Rather he uses them as an illustration to his own disciples. Why? His disciples, like most people, were impressed by most of the wealthy, powerful, and respected people of their day. When Jesus sent that rich young ruler away with the assignment to (Mk. 10:21) sell all your worldly goods, give it to the poor, and then come follow me, the disciples were confused. If this wealthy person can’t inherit the kingdom of God, (Mk. 10:26) Who then can be saved? they murmured.
Now Jesus lays before them a positive example. Look at this widow. Her only wealth—if you can call it that—were these two small copper coins. She is poor in this world. But she is rich in faith. (Mk. 12:44) She, out of her poverty, put in everything she had to live on—and that is more meaningful to the Lord than what all the others have done. She looked at her life and did not see what she lacked—a husband, family to support her, the benevolence of her people—but she treasured what she had—a God who continued to love and take care of her.
That gesture was moving to Jesus because that was what moved him to come here. Not to the Temple, but here to earth. The Son of God came to give everything he had so that we might be rewarded most generously. The Apostle Paul put it beautifully. (2 Cor. 8:9) You know the grace of our Lord Jesus Christ, that though he was rich, yet for your sake he became poor, so that you through his poverty might become rich. Jesus became poor for you by setting aside his divinity and humbling himself.
When we think of riches, we tend to think of financial matters. But Jesus as true God was rich in power, in respect, and in wisdom. Yet he came into this world as a helpless babe. He walked the face of the earth he made as an unremarkable resident of Nazareth for most of his life. He applied himself to studying the Word of God, even though he produced it.

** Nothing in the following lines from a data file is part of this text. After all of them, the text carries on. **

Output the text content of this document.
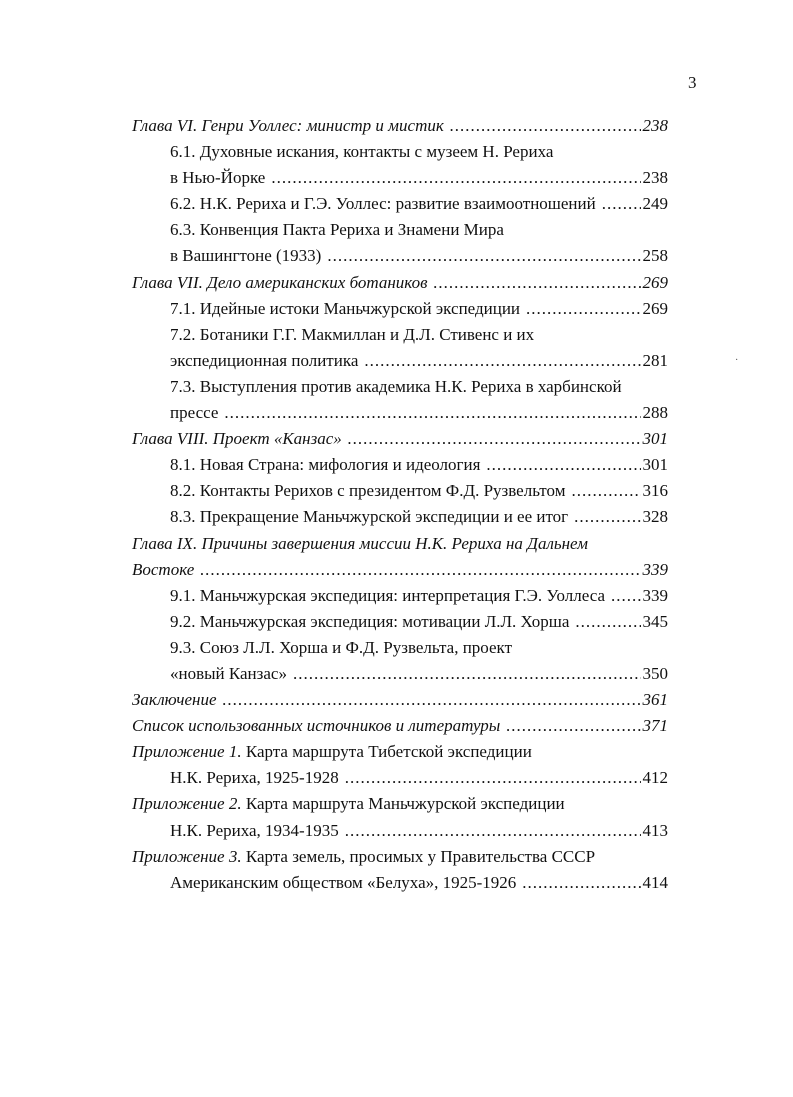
3
·
Глава VI. Генри Уоллес: министр и мистик .....	238
6.1. Духовные искания, контакты с музеем Н. Рериха
в Нью-Йорке .....	238
6.2. Н.К. Рериха и Г.Э. Уоллес: развитие взаимоотношений .....	249
6.3. Конвенция Пакта Рериха и Знамени Мира
в Вашингтоне (1933) .....	258
Глава VII. Дело американских ботаников .....	269
7.1. Идейные истоки Маньчжурской экспедиции .....	269
7.2. Ботаники Г.Г. Макмиллан и Д.Л. Стивенс и их
экспедиционная политика .....	281
7.3. Выступления против академика Н.К. Рериха в харбинской
прессе .....	288
Глава VIII. Проект «Канзас» .....	301
8.1. Новая Страна: мифология и идеология .....	301
8.2. Контакты Рерихов с президентом Ф.Д. Рузвельтом .....	316
8.3. Прекращение Маньчжурской экспедиции и ее итог .....	328
Глава IX. Причины завершения миссии Н.К. Рериха на Дальнем
Востоке .....	339
9.1. Маньчжурская экспедиция: интерпретация Г.Э. Уоллеса ..... 339
9.2. Маньчжурская экспедиция: мотивации Л.Л. Хорша .....	345
9.3. Союз Л.Л. Хорша и Ф.Д. Рузвельта, проект
«новый Канзас» .....	350
Заключение .....	361
Список использованных источников и литературы .....	371
Приложение 1. Карта маршрута Тибетской экспедиции
Н.К. Рериха, 1925-1928 .....	412
Приложение 2. Карта маршрута Маньчжурской экспедиции
Н.К. Рериха, 1934-1935 .....	413
Приложение 3. Карта земель, просимых у Правительства СССР
Американским обществом «Белуха», 1925-1926 .....	414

Finally, he took on our sin-debt. He was treated as a poor, miserable, destitute sinner in our place. He was publicly disgraced so that he could atone for all our guilt and the iniquities we try to hide. He suffered hell for our shameful ways. He died for us. And then he rose again and shared the spoils of his righteousness with us. He gifts us the forgiveness of sins, salvation, and eternal life.
Why did God do all this? Grace. Moved solely by his grace God promised to redeem his people. God gave that promise to the people he made in his image, Adam and Eve, from the moment they first tried to dress themselves up to look better than they were. This poor widow clung to that promise. She relied on the God of all grace and power and wisdom and mercy to provide all that she needed for body and soul—not just for the next day, but for eternity.
So she did what she could and God in the flesh praised that. Just as he does for you. This poor widow did not give her last two copper coins because she was trying to impress anyone. She acted because she trusted. Image wasn’t everything; God was everything she needed. She produced fruit in keeping with her faith. And so do you. God does not command that any of you empty out your bank accounts into the church coffers. But here the Son of God highlights the high-view that God himself has on deeds of faith that fly under our radar. Don’t ever think what is done in faith, doesn’t matter. Don’t ever think your contribution is too small to be of any significance. Don’t ever convince yourself the Lord and his Church don’t need you. Without faith it is impossible to please God. With faith, with that simple trust that God has gifted you everything in his Son, even the smallest of gestures, even the most meager of gifts in the eyes of this world are precious in his sight. Amen.